Exercising Stock Options
Once an option is vested, it can be exercised by paying the strike price. At private companies, shares cannot be sold for cash, so exercising is making the bet that the upfront cost of exercise (plus associated tax costs) is worth the future value of the shares once they can be liquidated (as well as the time and opportunity cost).
Some companies allow for early exercise - this allows an option to be exercised before it has vested (which confers all the usual results of owning a share). The direct cost of exercising does not change, but exercising early generally means exercising when a company has a lower valuation, which can reduce the associated tax costs covered in the next section. To receive these tax benefits, an 83(b) form must be submitted within 30 days of the early exercise event. Exercising early also means shares are owned earlier, and shares owned for longer may get favorable tax treatment when sold. If an employee leaves before their early-exercised options are vested, usually the company will purchase the unvested shares back at the original strike price.
Taxes are owed when an option is exercised, as well as when a share is sold. The former can be quite surprising to startup employees, as upon exercising, they may owe a large tax bill, despite not being able to sell their shares to help pay that bill. ISOs and NSOs are taxed differently at both events, as we’ll cover next.
Taxes Owed when Exercising
To calculate taxes owed upon exercising, the strike price must be compared against the fair market value (FMV) of the stock. For a private company, this is determined by its last 409A valuation, which usually occurs every 12 months, and also upon significant events such as fundraising. Note that when private company valuations are being discussed, these are often post-money valuations based on the prices VCs are paying. VCs are paying for preferred stock however, which is priced significantly higher than common stock. FMV is thus much lower than the numbers often mentioned around company valuations.
FMV - [strike price] at the time of exercise is referred to as the bargain element, which is the value that matters for taxes. Note that this is why early exercise can be a significant cost-savings, as exercising immediately after an option grant means FMV may be equal to strike price, leading to zero bargain element. For NSOs, the bargain element is taxed as ordinary income. For ISOs the bargain element is not taxed at exercise time, but may be taxed at stock sale time in the event of a non-qualifying disposition (sold within 2 years of 1 grant or within 1 year of exercise). For ISOs that are not sold the same year they are exercised (i.e. all qualifying dispositions), the bargain element is subject only to AMT (alternative minimum tax).
AMT for ISOs
AMT, as the name implies, is an alternative way of calculating taxes, and if AMT is higher than regular tax calculations, AMT must be paid instead.
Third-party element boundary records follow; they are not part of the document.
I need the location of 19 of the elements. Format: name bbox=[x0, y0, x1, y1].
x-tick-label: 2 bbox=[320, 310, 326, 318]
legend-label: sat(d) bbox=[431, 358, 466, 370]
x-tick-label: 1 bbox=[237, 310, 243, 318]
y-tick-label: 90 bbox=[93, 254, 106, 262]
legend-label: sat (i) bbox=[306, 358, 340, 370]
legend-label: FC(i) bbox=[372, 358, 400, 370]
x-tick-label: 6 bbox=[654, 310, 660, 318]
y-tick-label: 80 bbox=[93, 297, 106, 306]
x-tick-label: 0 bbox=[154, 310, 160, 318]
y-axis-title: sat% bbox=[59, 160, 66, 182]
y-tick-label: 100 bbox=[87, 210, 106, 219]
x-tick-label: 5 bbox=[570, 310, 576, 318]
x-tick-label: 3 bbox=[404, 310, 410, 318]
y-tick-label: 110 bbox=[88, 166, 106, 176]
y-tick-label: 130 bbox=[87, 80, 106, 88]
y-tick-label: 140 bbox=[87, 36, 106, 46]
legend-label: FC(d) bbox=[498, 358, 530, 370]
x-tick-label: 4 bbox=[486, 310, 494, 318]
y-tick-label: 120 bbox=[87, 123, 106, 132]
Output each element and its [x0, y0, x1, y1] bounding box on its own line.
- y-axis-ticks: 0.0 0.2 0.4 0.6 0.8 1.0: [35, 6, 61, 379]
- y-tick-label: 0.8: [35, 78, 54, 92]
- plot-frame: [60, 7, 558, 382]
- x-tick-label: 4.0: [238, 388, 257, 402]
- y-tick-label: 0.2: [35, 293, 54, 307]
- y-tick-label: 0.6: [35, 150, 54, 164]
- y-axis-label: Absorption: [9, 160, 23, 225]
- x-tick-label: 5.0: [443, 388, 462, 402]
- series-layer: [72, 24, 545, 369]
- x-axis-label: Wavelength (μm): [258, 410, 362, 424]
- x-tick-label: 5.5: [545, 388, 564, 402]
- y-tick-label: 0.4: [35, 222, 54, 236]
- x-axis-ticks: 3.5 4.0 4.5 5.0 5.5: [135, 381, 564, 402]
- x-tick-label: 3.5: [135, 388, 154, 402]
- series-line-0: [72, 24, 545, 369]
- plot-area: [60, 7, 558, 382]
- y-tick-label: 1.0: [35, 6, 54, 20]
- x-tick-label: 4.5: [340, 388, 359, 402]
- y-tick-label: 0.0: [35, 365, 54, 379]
To roughly estimate AMT, first add the bargain element to other income, then subtract the AMT exclusion amount, and then multiply the result by the AMT tax rate. If the result of this computation is higher than the amount of taxes normally paid, then this should be factored as an extra cost of exercising options.
However, paying AMT due to ISO exercise also grants AMT credit, of the amount corresponding to the ISO exercise. In future years, if the regular tax owed is greater than AMT, AMT credit can be used to reduce the regular tax bill until reaching the AMT as a lower limit. AMT credit does not expire, so for people who don’t normally pay AMT, tax costs for ISO exercising can be entirely recouped over time.
Taxes Owed when Selling Shares
Stock sales are taxed as either short-term or long-term capital gains, applied to the difference between sell price and exercise price. Exercised NSOs simply follow the same rules as normal stock sales. Exercised ISOs on the other hand, must follow the rules for qualifying dispositions (held for 2 years after grant, 1 year after exercise) to receive long-term capital gains treatment. Otherwise, ISO sales that do not qualify are subject to short-term capital gains, and even worse, as discussed above, the bargain element also gets taxed as ordinary income.